Melanoma in Adult
The etiology of melanoma is incompletely understood, although ultraviolet radiation is believed to play a role in some melanomas and knowledge of the melanoma genome continues to advance. Melanoma has been shown to have one of the highest mutation rates of any cancer type, reflective of its clinical and pathologic diversity and resistance to treatment in advanced stages.
Risk factors for melanoma include a family history or prior personal history of melanoma, a history of severe or blistering sunburns, a changing mole, a giant congenital nevus (greater than 20 cm), older age, lighter skin phototype, and multiple atypical nevi. In a case control study of over 1000 patients, 3 or more iris pigmented lesions conferred an increased risk for cutaneous melanoma. Men are more prone to developing melanoma on the head, neck, and trunk, whereas women tend to develop melanoma on the arms and legs. The median age at diagnosis is in the 60s. The number of new cases of melanoma in the United States has been steadily rising since 1975, with an estimated 76 380 new cases of melanoma in the United States in 2016. The lifetime risk of being diagnosed with melanoma in the United States is estimated to be 2.1%.
The primary prognostic feature of melanoma is the depth of invasion, which is measured histologically in millimeters and referred to as the Breslow thickness. Early diagnosis and treatment of thin melanomas can lead to a generally favorable prognosis (97% and 93% for 5- and 10-year survival for a T1aN0M0 melanoma; see staging below), while advanced forms carry a dismal prognosis (33% for 1-year survival for an M1c melanoma). Mortality rates are higher among men than among women. The most frequent sites of melanoma metastasis are skin / subcutaneous, lymph nodes, lungs, liver, and brain; however, melanoma can metastasize to any organ of the body.
The management of advanced melanoma has changed dramatically over the last several years and continues to rapidly evolve with the introduction of therapies targeted to specific genetic mutations and immunotherapies that activate an individual's immune system against melanoma.
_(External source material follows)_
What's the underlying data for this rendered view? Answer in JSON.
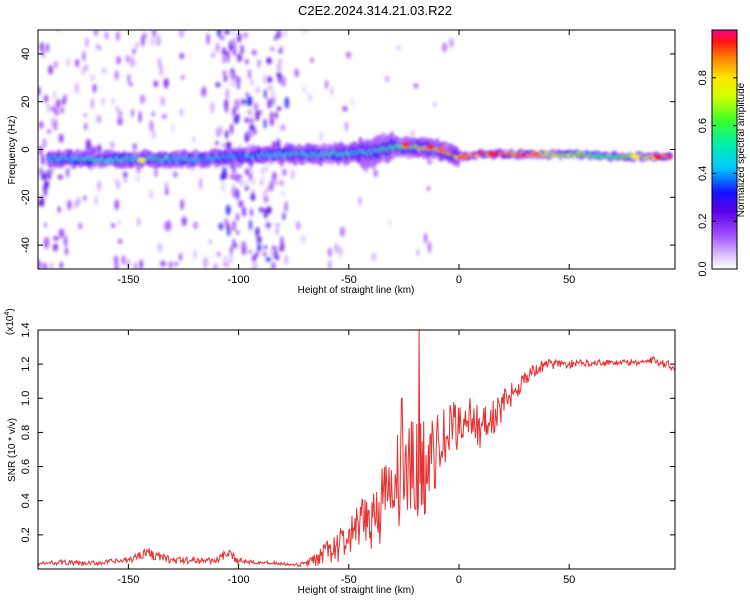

Clinical trials have shown these agents to be effective in extending life expectancy in metastatic melanoma for several months.
Related topic: Amelanotic melanoma
C43.9 – Malignant melanoma of skin, unspecified
372244006 – Malignant melanoma
- Atypical nevus
- Seborrheic keratosis – presence of pseudo-horn cysts is typical
- Pigmented basal cell carcinoma – pearly quality
- Squamous cell carcinoma in situ (Bowen disease, pagetoid or pigmented)
- Spitz nevus
- Compound nevus
- Congenital nevus
- Blue nevus
- Lentigo simplex
- Solar lentigo
- Lobular capillary hemangioma (pyogenic granuloma) – friable, glistening surface
- Hemangioma – cherry, thrombosed
- Dermatofibroma – firm, tan or brown papule with positive dimple sign
- Halo nevus – tan or brown papule with surrounding depigmented patch
- Metastatic carcinoma
- Paget disease
- Tinea nigra
- Subungual hematoma
- Pigmented actinic keratosis
- Talon noir (black heel)
- Longitudinal melanonychia (a pigmented line along the length of a nail plate) may be a benign finding or a sign of a nail matrix melanoma. Hutchinson's sign – the presence of pigment in the proximal nail fold in a patient with longitudinal melanonychia – should prompt consideration of a nail matrix melanoma.
- Recurrent melanocytic nevus – History of the initial biopsy is often critical for the dermatologist and/or pathologist. Recurrent nevi characteristically occur on the trunk within 6 months of the original biopsy in women 20-30 years of age. While many different clinical morphologies may be seen, it often manifests as a scar with variegated hyper- or hypopigmentation, linear streaking, and halo, stippled, and/or diffuse pigmentation patterns. While most cases do not pose a diagnostic challenge on histopathology, some specimens, especially partial biopsies, may look indistinguishable from melanoma on histopathologic grounds alone.